Menurut Heterington dan Parke, bermain juga berfungsi untuk mempermudah perkembangan kognitif anak. Belajar sambil bermain akan memungkinkan anak meneliti lingkungan , mempelajari segala sesuatu dan memecahkan masalah yang dihadapinya. Bermain juga meningkatkan perkembangan sosial anak serta untuk memahami peran orang lain dan menghayati peran yang akan diambilnya setelah ia dewasa kelak.
Dworetzky mengemukakan bahwa fungsi bermain dan interaksi dalam permainan mempunyai peran penting bagi perkembangan kognitif dan sosial siswa. Jadi berdasarkan pendapat para ahli tersebut dapat disimpulkan bahwa manfaat bermain tidak saja dapat meningkatkan perkembangan kognitif dan sosial, tetapi juga perkembangan bahasa, disiplin, perkembangan moral, kreatifitas, dan perkembangan fisik anak.
David Kolb menggambarkan proses pembelajaran experential learning dalam outbound dengan siklus sebagai berikut :





Mengacu pada gambar diatas, pada dasarnya pembelajaran eksperiensial ini sederhana dimulai dengan melakukan (do), refleksikan (reflect) dan kemudian terapkan (apply).

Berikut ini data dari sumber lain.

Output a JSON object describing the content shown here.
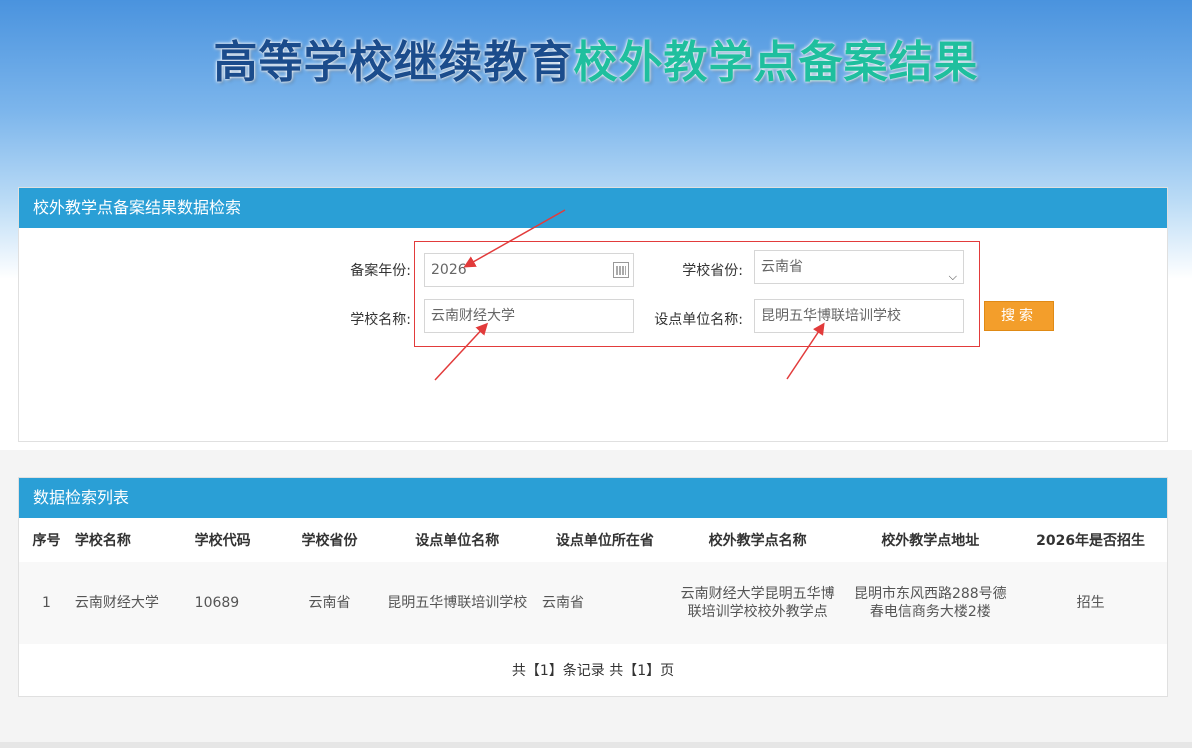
{
  "header": {
    "title_part1": "高等学校继续教育",
    "title_part2": "校外教学点备案结果"
  },
  "search": {
    "panel_title": "校外教学点备案结果数据检索",
    "year_label": "备案年份:",
    "year_value": "2026",
    "province_label": "学校省份:",
    "province_value": "云南省",
    "school_label": "学校名称:",
    "school_value": "云南财经大学",
    "unit_label": "设点单位名称:",
    "unit_value": "昆明五华博联培训学校",
    "search_button": "搜索",
    "accent_color": "#e23b3b"
  },
  "list": {
    "panel_title": "数据检索列表",
    "columns": [
      "序号",
      "学校名称",
      "学校代码",
      "学校省份",
      "设点单位名称",
      "设点单位所在省",
      "校外教学点名称",
      "校外教学点地址",
      "2026年是否招生"
    ],
    "rows": [
      [
        "1",
        "云南财经大学",
        "10689",
        "云南省",
        "昆明五华博联培训学校",
        "云南省",
        "云南财经大学昆明五华博联培训学校校外教学点",
        "昆明市东风西路288号德春电信商务大楼2楼",
        "招生"
      ]
    ],
    "pager": "共【1】条记录 共【1】页"
  },
  "colors": {
    "header_bar": "#2a9fd6",
    "button": "#f39e2b",
    "title_dark": "#1b4c8c",
    "title_green": "#1fbf9e"
  }
}
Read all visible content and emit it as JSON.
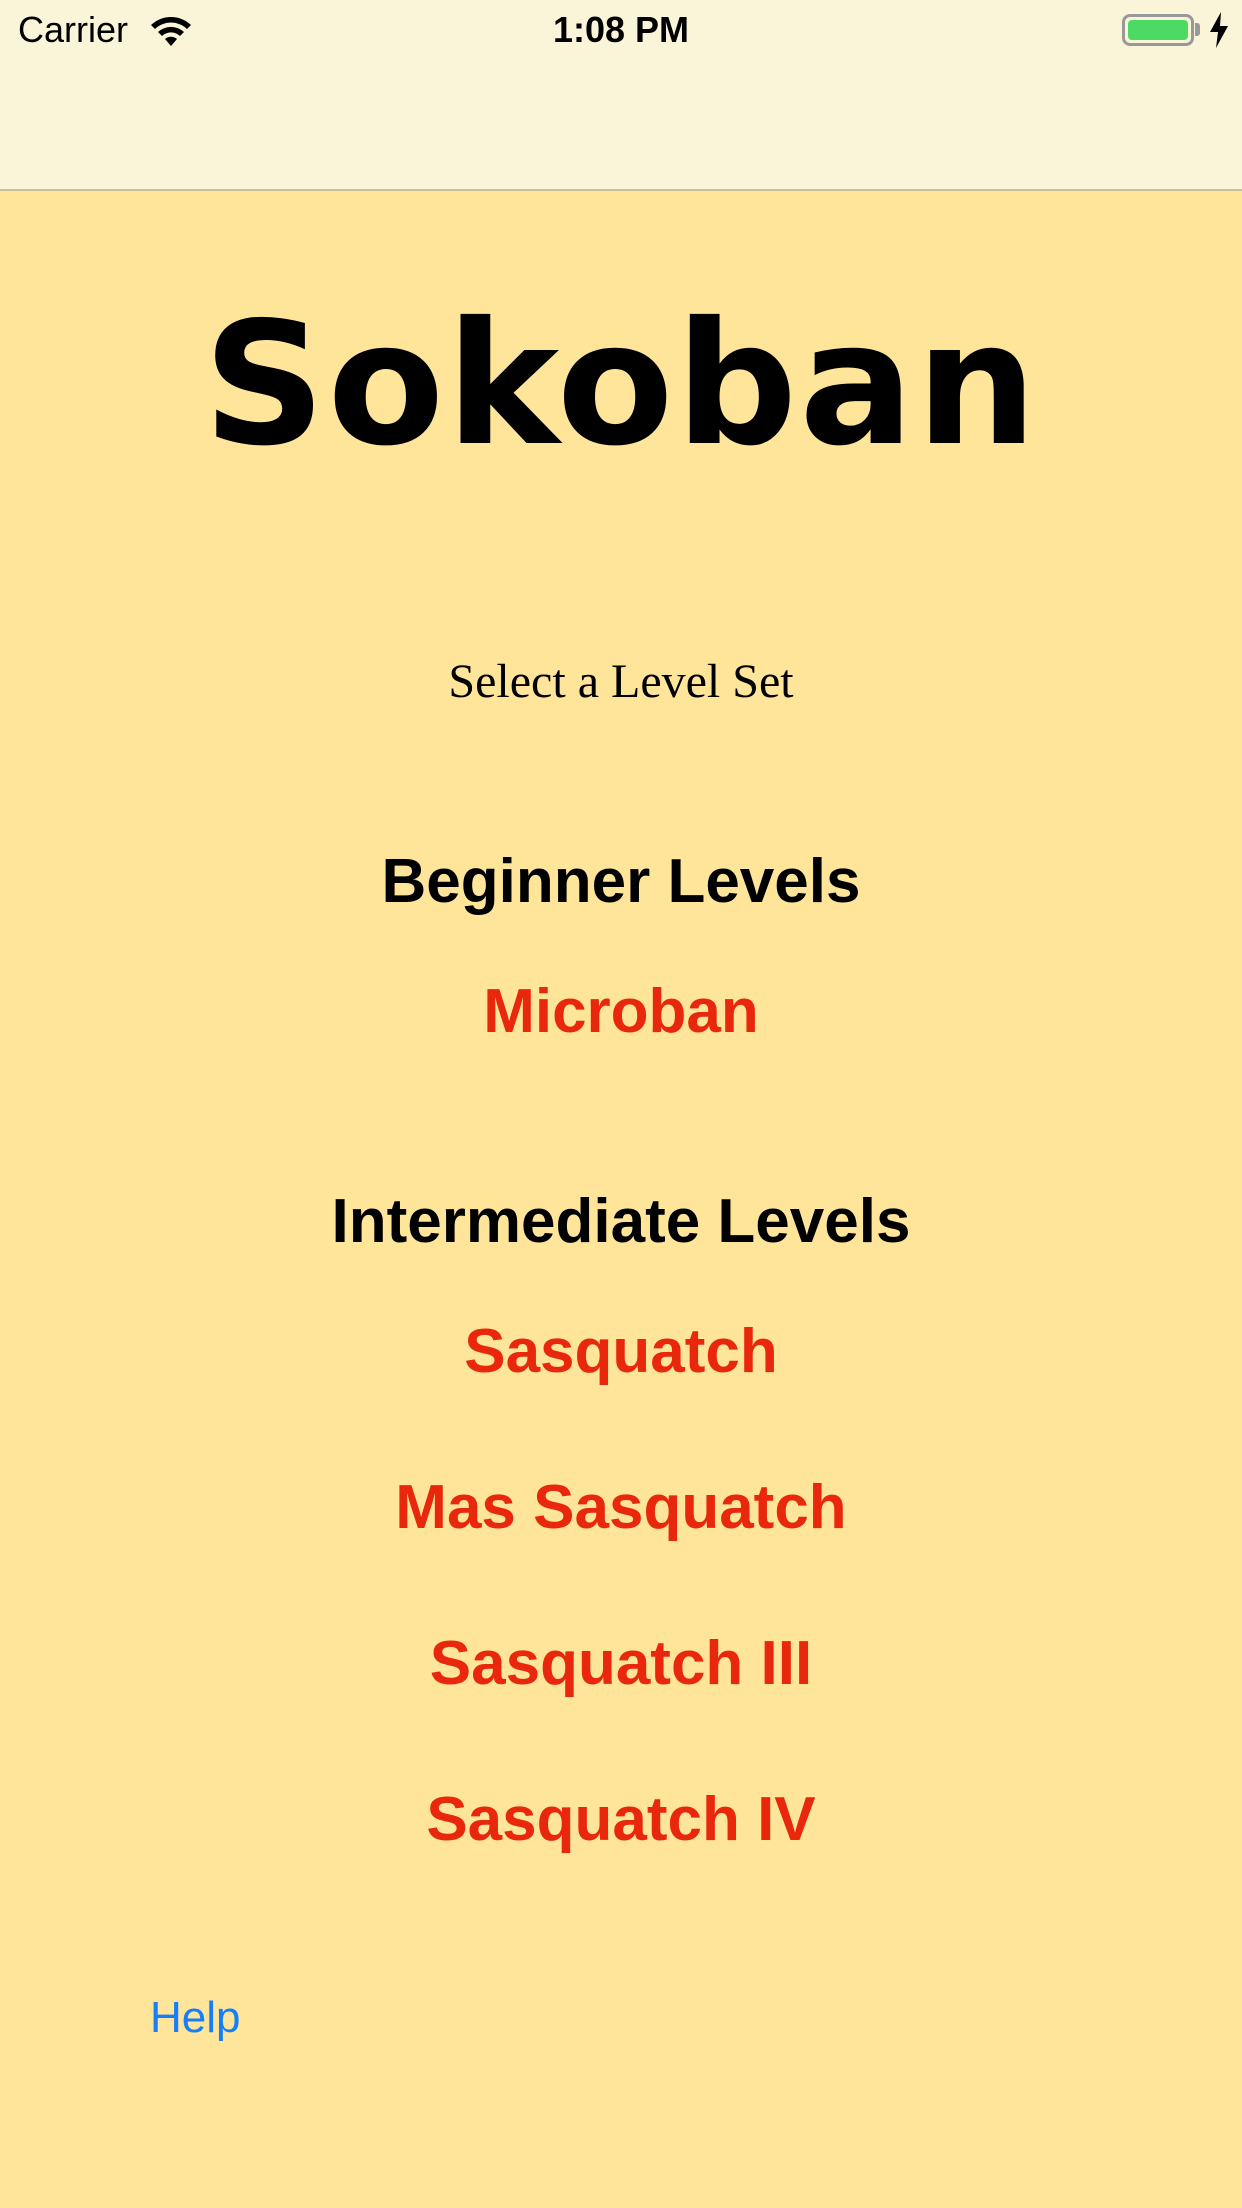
{
  "status_bar": {
    "carrier": "Carrier",
    "time": "1:08 PM",
    "wifi_icon": "wifi-icon",
    "battery_icon": "battery-icon",
    "charging_icon": "charging-bolt-icon",
    "battery_level": 1.0,
    "battery_color": "#4CD964"
  },
  "app": {
    "title": "Sokoban",
    "subtitle": "Select a Level Set"
  },
  "sections": [
    {
      "heading": "Beginner Levels",
      "levels": [
        "Microban"
      ]
    },
    {
      "heading": "Intermediate Levels",
      "levels": [
        "Sasquatch",
        "Mas Sasquatch",
        "Sasquatch III",
        "Sasquatch IV"
      ]
    }
  ],
  "footer": {
    "help_label": "Help"
  },
  "colors": {
    "background": "#FEE59A",
    "nav_bar": "#FAF4D8",
    "level_link": "#E8270C",
    "help_link": "#147EFB"
  }
}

Jika dielaborasi lagi maka akan terdiri dari lima langkah, yaitu mulai dari proses mengalami (experience), bagi (share), “dirasa-rasa” atau analisis pengalaman tersebut (proccess), ambil hikmah atau simpulkan (generalize), dan terapkan (apply). Begitu seterusnya kembali ke fase pertama, alami. Siklus ini sebenarnya never ending. Uwes menjabarkan deskripsi siklus sebagai berikut :
Langkah 1: Experience
Apa yang dimaksud dengan experience? Biarkan peserta didik kita mengalami dengan melakukan hal tertentu (perform and do it). Dalam kasus ni adalah melakukan trik service yang mengecoh lawan tersebut. Sebagai langkah awal,peserta didik diberikan serve yang mengecoh tersebut oleh kita. Biar dia merasakan / mengalami kesulitan dalam menerima serve tersebut. Kemudian, ia diminta untuk melakukan hal yang sama, memberikan serve dan teman yang lain menjadi penerima serve. Proses ini, dilakukan selama jangka waktu tertentu yang menurut anda dirasa cukup.

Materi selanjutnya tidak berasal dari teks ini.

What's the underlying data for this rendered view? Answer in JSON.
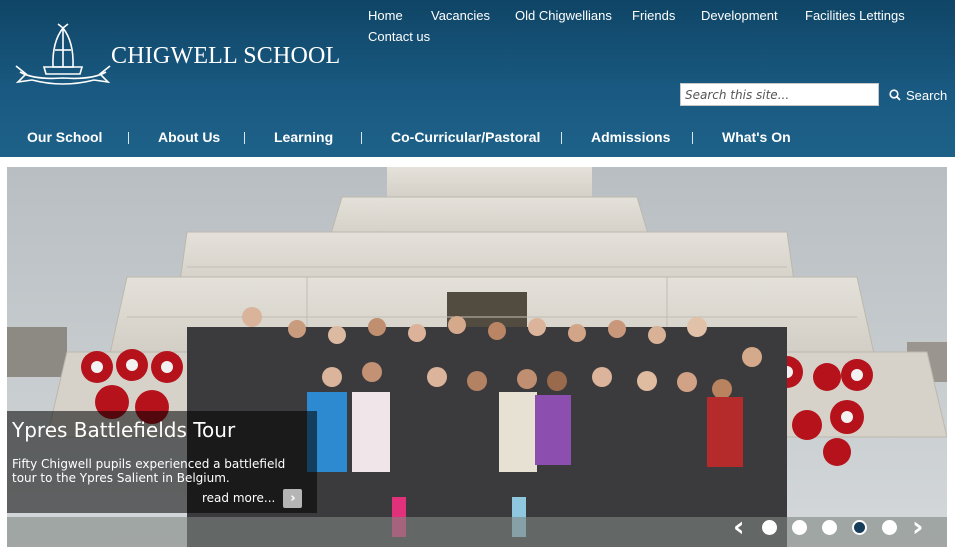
{
  "brand": {
    "name": "CHIGWELL SCHOOL",
    "crest_icon": "crest-mitre-icon"
  },
  "topnav": [
    {
      "label": "Home"
    },
    {
      "label": "Vacancies"
    },
    {
      "label": "Old Chigwellians"
    },
    {
      "label": "Friends"
    },
    {
      "label": "Development"
    },
    {
      "label": "Facilities Lettings"
    },
    {
      "label": "Contact us"
    }
  ],
  "search": {
    "placeholder": "Search this site...",
    "value": "",
    "button_label": "Search",
    "icon": "search-icon"
  },
  "mainnav": [
    {
      "label": "Our School"
    },
    {
      "label": "About Us"
    },
    {
      "label": "Learning"
    },
    {
      "label": "Co-Curricular/Pastoral"
    },
    {
      "label": "Admissions"
    },
    {
      "label": "What's On"
    }
  ],
  "slide": {
    "title": "Ypres Battlefields Tour",
    "body": "Fifty Chigwell pupils experienced a battlefield tour to the Ypres Salient in Belgium.",
    "read_more": "read more...",
    "read_more_icon": "chevron-right-icon",
    "total_slides": 5,
    "active_slide": 4,
    "prev_icon": "chevron-left-icon",
    "next_icon": "chevron-right-icon"
  },
  "colors": {
    "header": "#1a5a82",
    "accent_active_dot": "#163d5a"
  }
}
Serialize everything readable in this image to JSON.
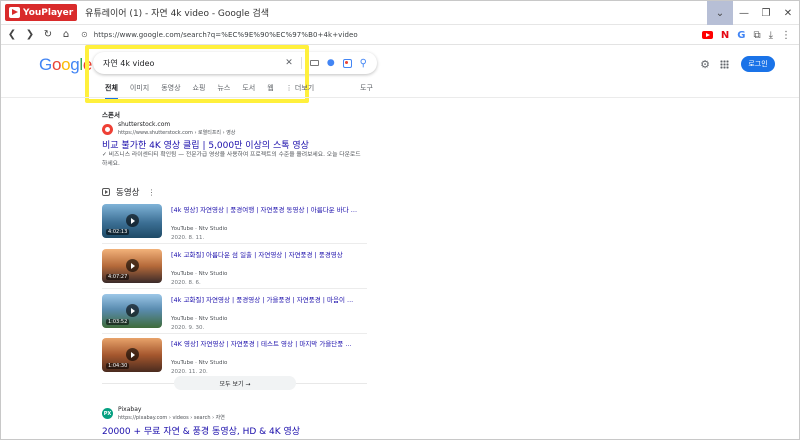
{
  "window": {
    "app_name": "YouPlayer",
    "title": "유튜레이어 (1) - 자연 4k video - Google 검색",
    "controls": [
      "⌄",
      "—",
      "❐",
      "✕"
    ]
  },
  "address_bar": {
    "url": "https://www.google.com/search?q=%EC%9E%90%EC%97%B0+4k+video"
  },
  "google": {
    "logo_letters": [
      "G",
      "o",
      "o",
      "g",
      "l",
      "e"
    ],
    "query": "자연 4k video",
    "login_label": "로그인"
  },
  "tabs": {
    "items": [
      "전체",
      "이미지",
      "동영상",
      "쇼핑",
      "뉴스",
      "도서",
      "웹",
      "⋮ 더보기"
    ],
    "active_index": 0,
    "tools_label": "도구"
  },
  "ad": {
    "sponsored_label": "스폰서",
    "site": "shutterstock.com",
    "url": "https://www.shutterstock.com › 로열티프리 › 영상",
    "title": "비교 불가한 4K 영상 클립 | 5,000만 이상의 스톡 영상",
    "desc": "✓ 비즈니스 라이센티티 확인됨 — 전문가급 영상을 사용하여 프로젝트의 수준을 올려보세요. 오늘 다운로드하세요."
  },
  "videos": {
    "header": "동영상",
    "items": [
      {
        "title": "[4k 영상] 자연영상 | 풍경여행 | 자연풍경 동영상 | 아름다운 바다 ...",
        "source": "YouTube · Ntv Studio",
        "date": "2020. 8. 11.",
        "duration": "4:02:13"
      },
      {
        "title": "[4k 고화질] 아름다운 섬 일출 | 자연영상 | 자연풍경 | 풍경영상",
        "source": "YouTube · Ntv Studio",
        "date": "2020. 8. 6.",
        "duration": "4:07:27"
      },
      {
        "title": "[4k 고화질] 자연영상 | 풍경영상 | 가을풍경 | 자연풍경 | 마음이 ...",
        "source": "YouTube · Ntv Studio",
        "date": "2020. 9. 30.",
        "duration": "1:03:52"
      },
      {
        "title": "[4K 영상] 자연영상 | 자연풍경 | 테스트 영상 | 마지막 가을단풍 ...",
        "source": "YouTube · Ntv Studio",
        "date": "2020. 11. 20.",
        "duration": "1:04:30"
      }
    ],
    "see_all": "모두 보기 →"
  },
  "next_result": {
    "site": "Pixabay",
    "favicon_text": "PX",
    "url": "https://pixabay.com › videos › search › 자연",
    "title": "20000 + 무료 자연 & 풍경 동영상, HD & 4K 영상"
  }
}
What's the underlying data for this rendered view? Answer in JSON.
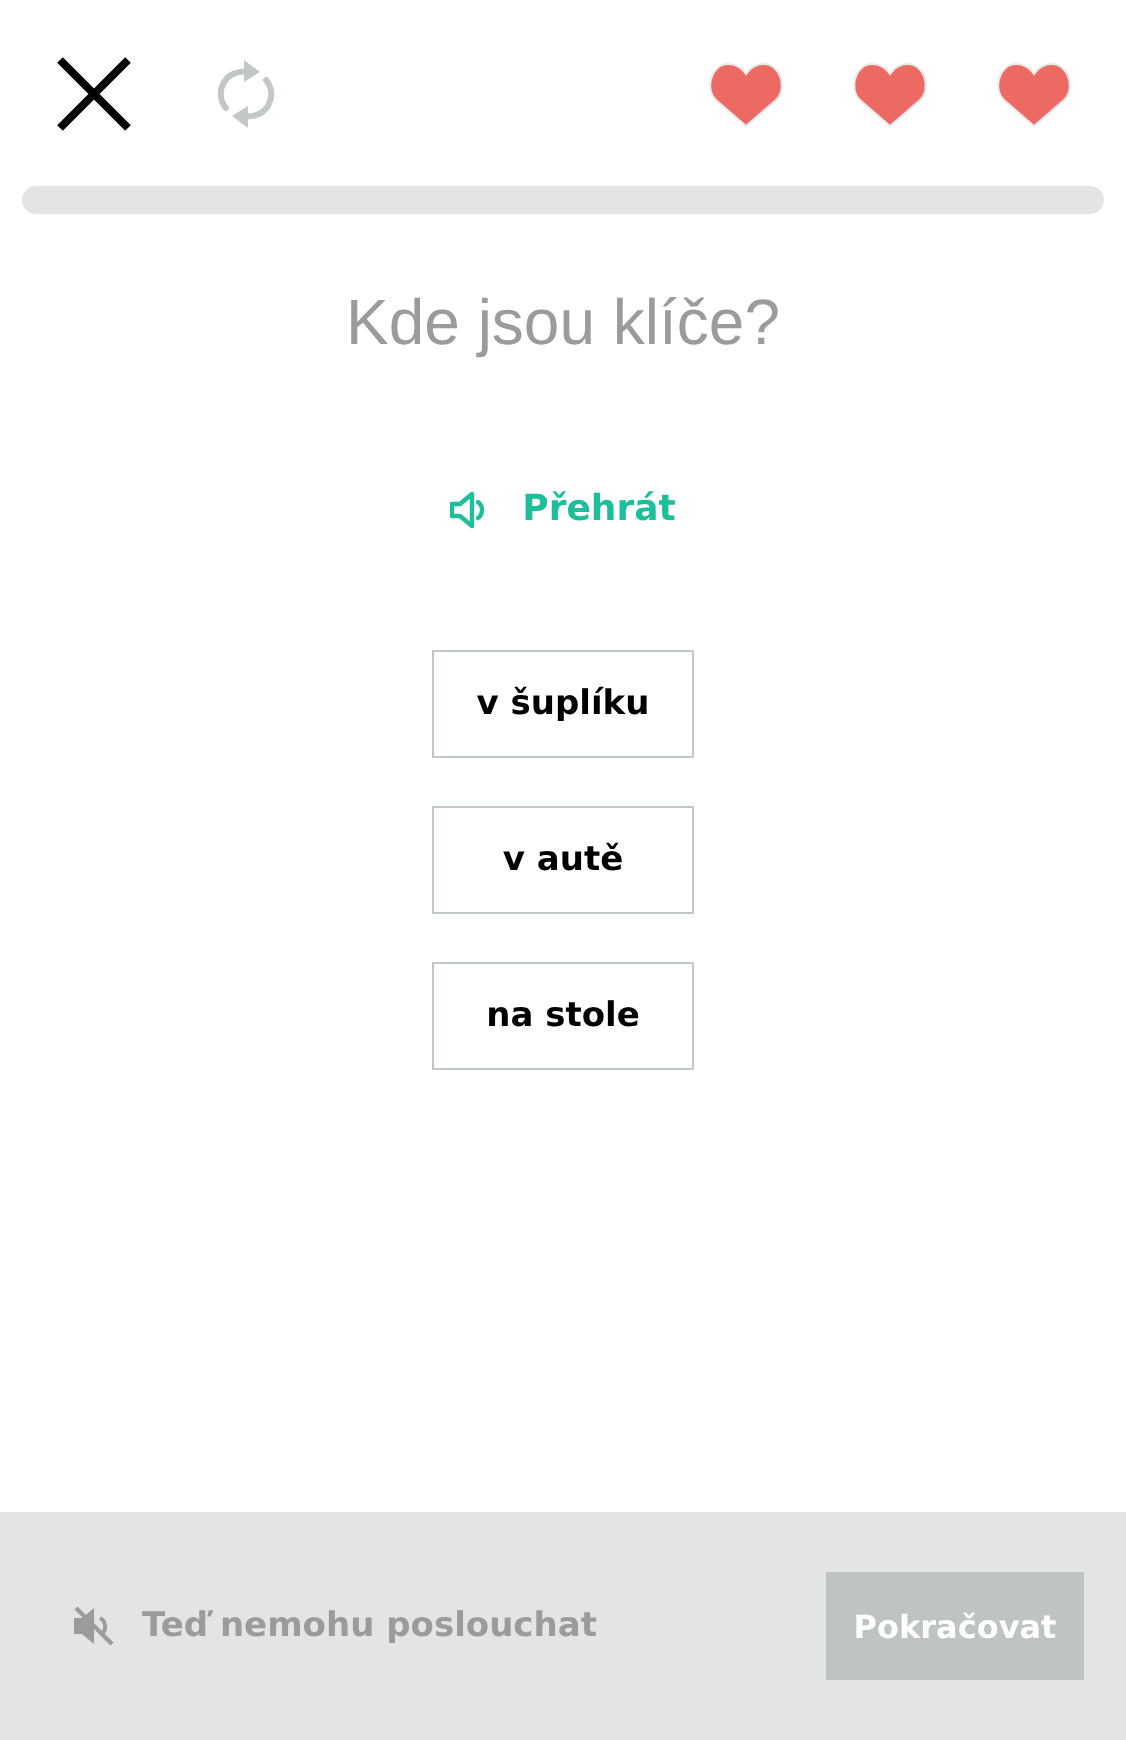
{
  "lives": [
    {
      "filled": true
    },
    {
      "filled": true
    },
    {
      "filled": true
    }
  ],
  "progress": {
    "level": 0
  },
  "question": "Kde jsou klíče?",
  "play_button": {
    "label": "Přehrát"
  },
  "options": [
    {
      "label": "v šuplíku",
      "selected": false
    },
    {
      "label": "v autě",
      "selected": false
    },
    {
      "label": "na stole",
      "selected": false
    }
  ],
  "footer": {
    "cant_listen": "Teď nemohu poslouchat",
    "continue": {
      "label": "Pokračovat",
      "disabled": true
    }
  }
}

Langkah 2: Share (berbagi rasa/pengalaman)
Setelah semua peserta didik mencoba melakukan trik serve tersebut secara bergantian. Maka, langkah selanjutnya adalah melakukan proses sharing alias berbagi rasa. Semua peserta didik diminta untuk mengemukakan apa yang dia rasakan baik dari sisi “timing” serve, teknik melempar bola, memukul bola, posisi bola, posisi tangan, posisi berdiri dan lain-lain. Semua hal tersebut diungkapkan secara terbuka, rileks, dengan gaya masing-masing.

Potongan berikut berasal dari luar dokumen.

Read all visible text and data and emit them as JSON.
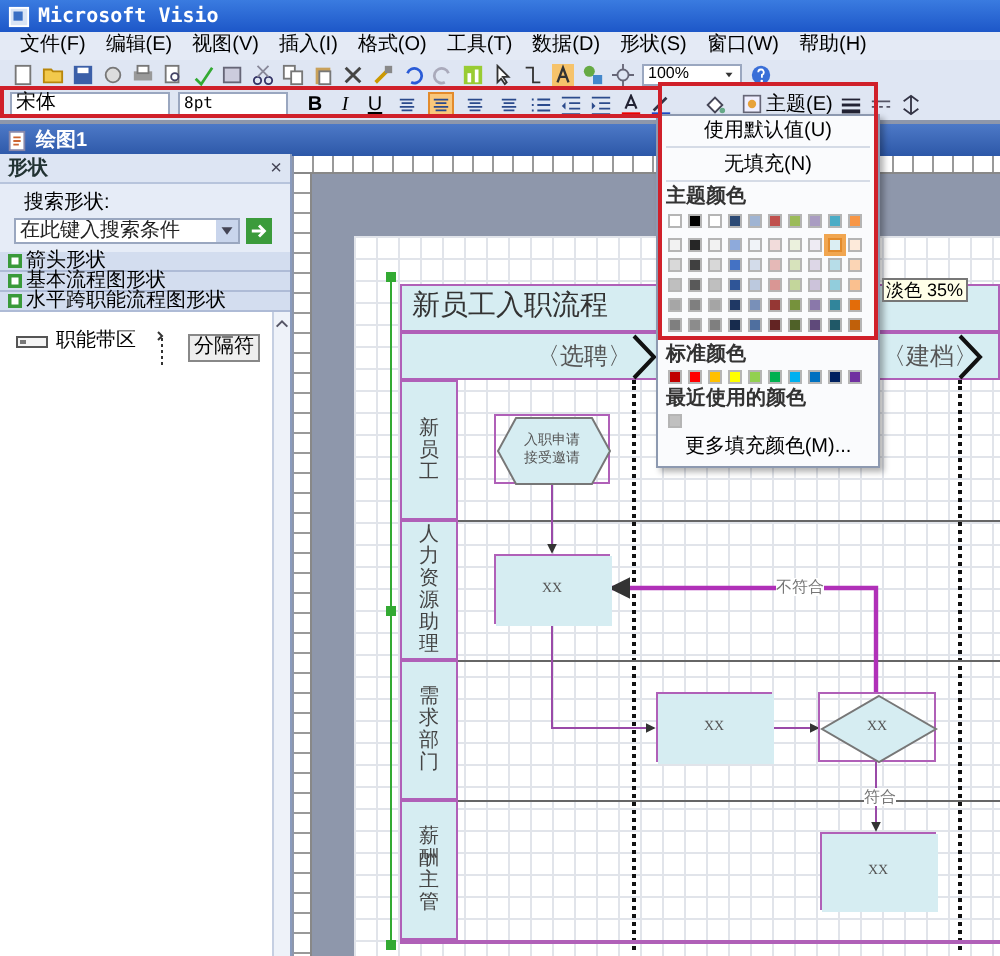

Langkah 3: Process (analisis pengalaman)
Tahap ini adalah tindak lanjut dari tahap kedua yaitu proses menganalisis berbagai hal terkait dengan apa, mengapa, bagaimana trik serve tersebut dilakukan termasuk bagaimana mengatasinya. Hal ini dilakukan dengan cara diskusi terbuka dan demonstrasi. Bila perlu rekan yang satu dengan yang lain saling mengoreksi dan memberikan masukan, termasuk mendemonstrasikan cara yang menurutnya lebih baik. Instruktur/guru bisa ikut  serta meluruskan cara yang lebih tepat.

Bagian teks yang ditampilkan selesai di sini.